He says of his current partner, “Tripp is a great police dog, top notch, but he’s not a pet like Zoli. He does not relax, he’s very driven to work, and he’s so good at that work.”
Both dogs are trained bomb-sniffing dogs, not drugs, and Bowers has used both on his assignments at the University of Tennessee. On Thursdays and Fridays before UT football games the dogs – along with two UT Police dogs – sweep Neyland Stadium from top to bottom. On game days, eight hours before kickoff, they sweep the stadium again. They do the same at Thompson-Boling Arena before UT basketball games and all concerts.
Bowers patrols Knox County from Tazewell Pike at the county line all the way to end of Alcoa Highway. It’s a big area. “But I always feel safe with the dogs. People feel safe fighting or approaching me but they really don’t want to fight the dogs when they see them,” he says.

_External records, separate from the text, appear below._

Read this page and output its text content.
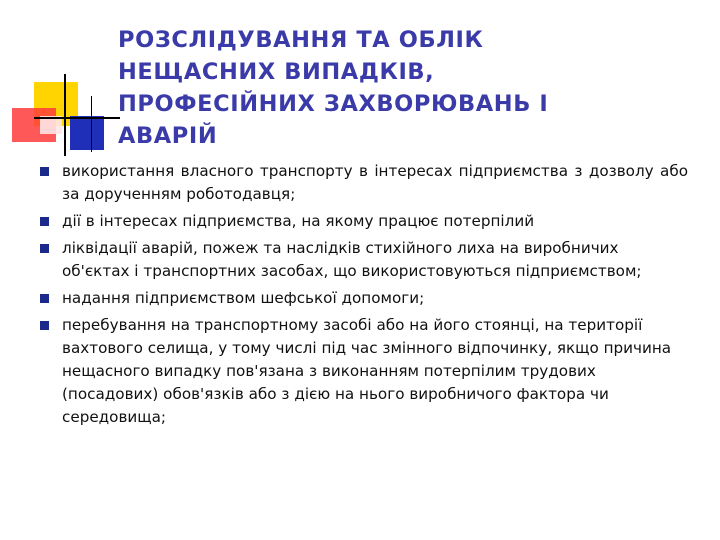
РОЗСЛІДУВАННЯ ТА ОБЛІК
НЕЩАСНИХ ВИПАДКІВ,
ПРОФЕСІЙНИХ ЗАХВОРЮВАНЬ І
АВАРІЙ
використання власного транспорту в інтересах підприємства з дозволу або за дорученням роботодавця;
дії в інтересах підприємства, на якому працює потерпілий
ліквідації аварій, пожеж та наслідків стихійного лиха на виробничих об'єктах і транспортних засобах, що використовуються підприємством;
надання підприємством шефської допомоги;
перебування на транспортному засобі або на його стоянці, на території вахтового селища, у тому числі під час змінного відпочинку, якщо причина нещасного випадку пов'язана з виконанням потерпілим трудових (посадових) обов'язків або з дією на нього виробничого фактора чи середовища;
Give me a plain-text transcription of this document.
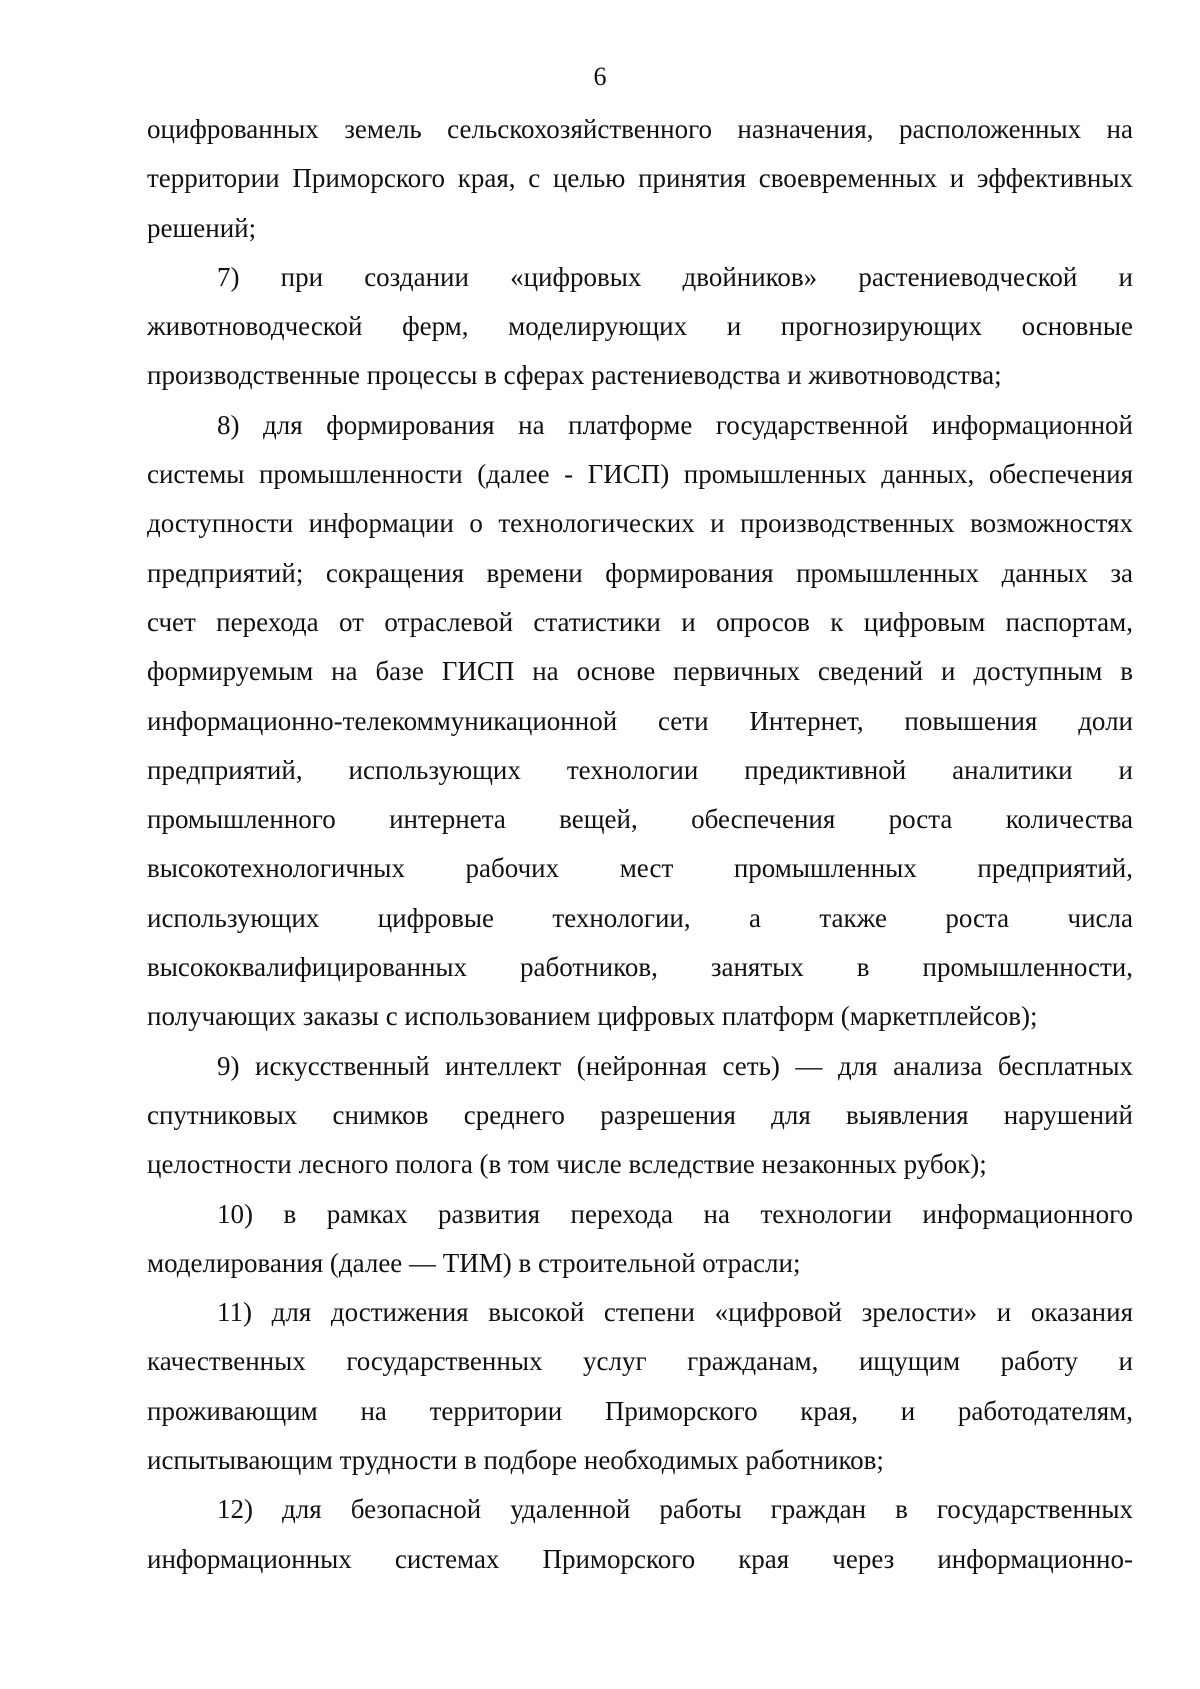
6

оцифрованных земель сельскохозяйственного назначения, расположенных на
территории Приморского края, с целью принятия своевременных и эффективных
решений;

7) при создании «цифровых двойников» растениеводческой и
животноводческой ферм, моделирующих и прогнозирующих основные
производственные процессы в сферах растениеводства и животноводства;

8) для формирования на платформе государственной информационной
системы промышленности (далее - ГИСП) промышленных данных, обеспечения
доступности информации о технологических и производственных возможностях
предприятий; сокращения времени формирования промышленных данных за
счет перехода от отраслевой статистики и опросов к цифровым паспортам,
формируемым на базе ГИСП на основе первичных сведений и доступным в
информационно-телекоммуникационной сети Интернет, повышения доли
предприятий, использующих технологии предиктивной аналитики и
промышленного интернета вещей, обеспечения роста количества
высокотехнологичных рабочих мест промышленных предприятий,
использующих цифровые технологии, а также роста числа
высококвалифицированных работников, занятых в промышленности,
получающих заказы с использованием цифровых платформ (маркетплейсов);

9) искусственный интеллект (нейронная сеть) — для анализа бесплатных
спутниковых снимков среднего разрешения для выявления нарушений
целостности лесного полога (в том числе вследствие незаконных рубок);

10) в рамках развития перехода на технологии информационного
моделирования (далее — ТИМ) в строительной отрасли;

11) для достижения высокой степени «цифровой зрелости» и оказания
качественных государственных услуг гражданам, ищущим работу и
проживающим на территории Приморского края, и работодателям,
испытывающим трудности в подборе необходимых работников;

12) для безопасной удаленной работы граждан в государственных
информационных системах Приморского края через информационно-
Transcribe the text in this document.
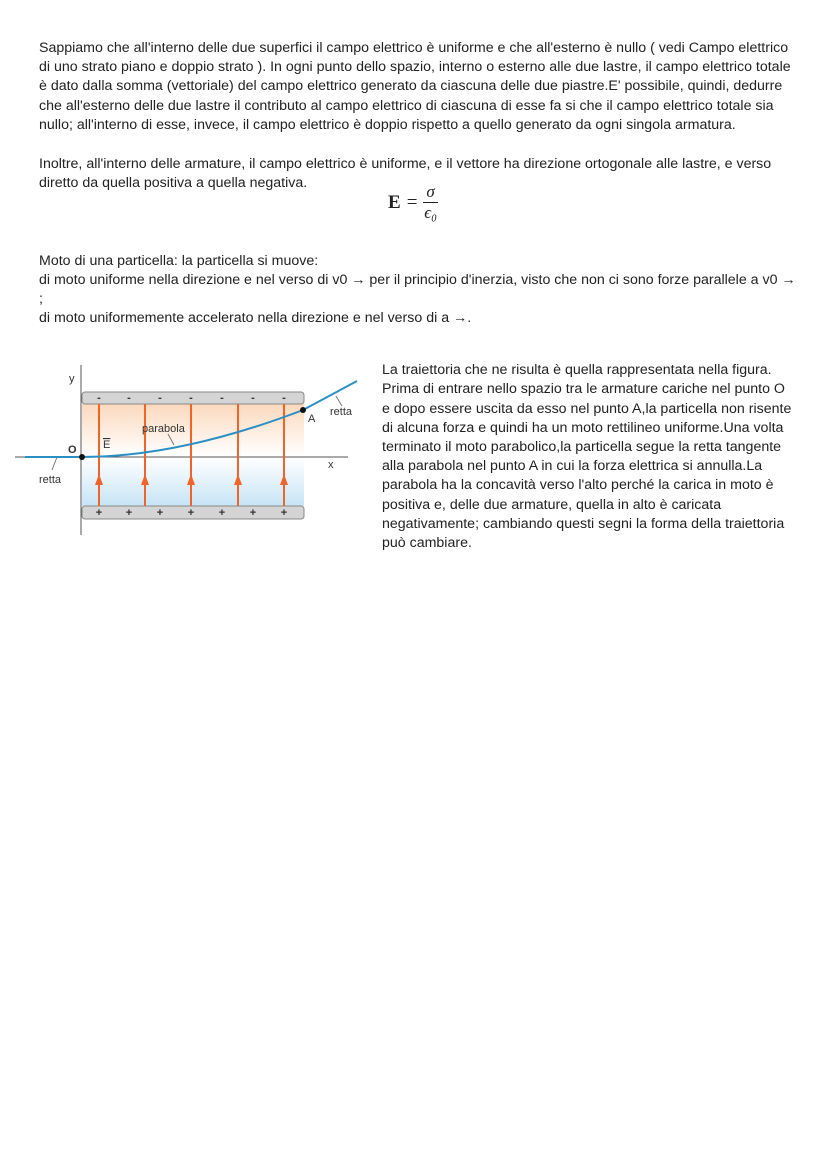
Sappiamo che all'interno delle due superfici il campo elettrico è uniforme e che all'esterno è nullo ( vedi Campo elettrico di uno strato piano e doppio strato ). In ogni punto dello spazio, interno o esterno alle due lastre, il campo elettrico totale è dato dalla somma (vettoriale) del campo elettrico generato da ciascuna delle due piastre.E' possibile, quindi, dedurre che all'esterno delle due lastre il contributo al campo elettrico di ciascuna di esse fa si che il campo elettrico totale sia nullo; all'interno di esse, invece, il campo elettrico è doppio rispetto a quello generato da ogni singola armatura.

Inoltre, all'interno delle armature, il campo elettrico è uniforme, e il vettore ha direzione ortogonale alle lastre, e verso diretto da quella positiva a quella negativa.

$E = \frac{\sigma}{\text{ϵ₀}}$

Moto di una particella: la particella si muove:

di moto uniforme nella direzione e nel verso di v0 → per il principio d'inerzia, visto che non ci sono forze parallele a v0 → ;

di moto uniformemente accelerato nella direzione e nel verso di a →.

-
+
-
+
-
+
-
+
-
+
-
+
-
+
y
x
O
A
E
parabola
retta
retta

La traiettoria che ne risulta è quella rappresentata nella figura. Prima di entrare nello spazio tra le armature cariche nel punto O e dopo essere uscita da esso nel punto A,la particella non risente di alcuna forza e quindi ha un moto rettilineo uniforme.Una volta terminato il moto parabolico,la particella segue la retta tangente alla parabola nel punto A in cui la forza elettrica si annulla.La parabola ha la concavità verso l'alto perché la carica in moto è positiva e, delle due armature, quella in alto è caricata negativamente; cambiando questi segni la forma della traiettoria può cambiare.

Not long ago, Bowers met and fell in love with a young boy who has muscular dystrophy – Peyton Hickman. Their paths crossed at Bonny Kate Elementary School in 2018. “His dream is to be a police officer and he’s a very special kid,” he said. “We went to his school and presented him with a real KCSO badge and made him an honorary deputy. I’ve visited him at his home and not long ago he was selling cookies so I stopped by and bought a bunch. He’s a buddy of mine for sure.”
In October 2018, Bowers was honored as the KCSO Officer of the Month for his quick and relentless work in locating and arresting a domestic violence suspect. “This guy drove his car into his girlfriend’s home and held a gun to her head. He’d fled when we showed up and later on I recognized him putting air in his tires and he was smoking meth. He had a gun in his car, too.”
Bowers is seeing a lot of drug use in south Knox County. “Heroin is everywhere along with meth and now we’re seeing the deadly drug Fentanyl come in,” he said.
We missed one key word about this deputy – unselfish. Before our interview ended, he had to sneak in one important thing. “I have some of the best beat partners anyone could have,” he said. “Kaleb Lee, Chad Davenport, Brett Cox, Josh Fischer and Carson Kaiser. They are all very good at what they do and they help me love what we all do on every shift.”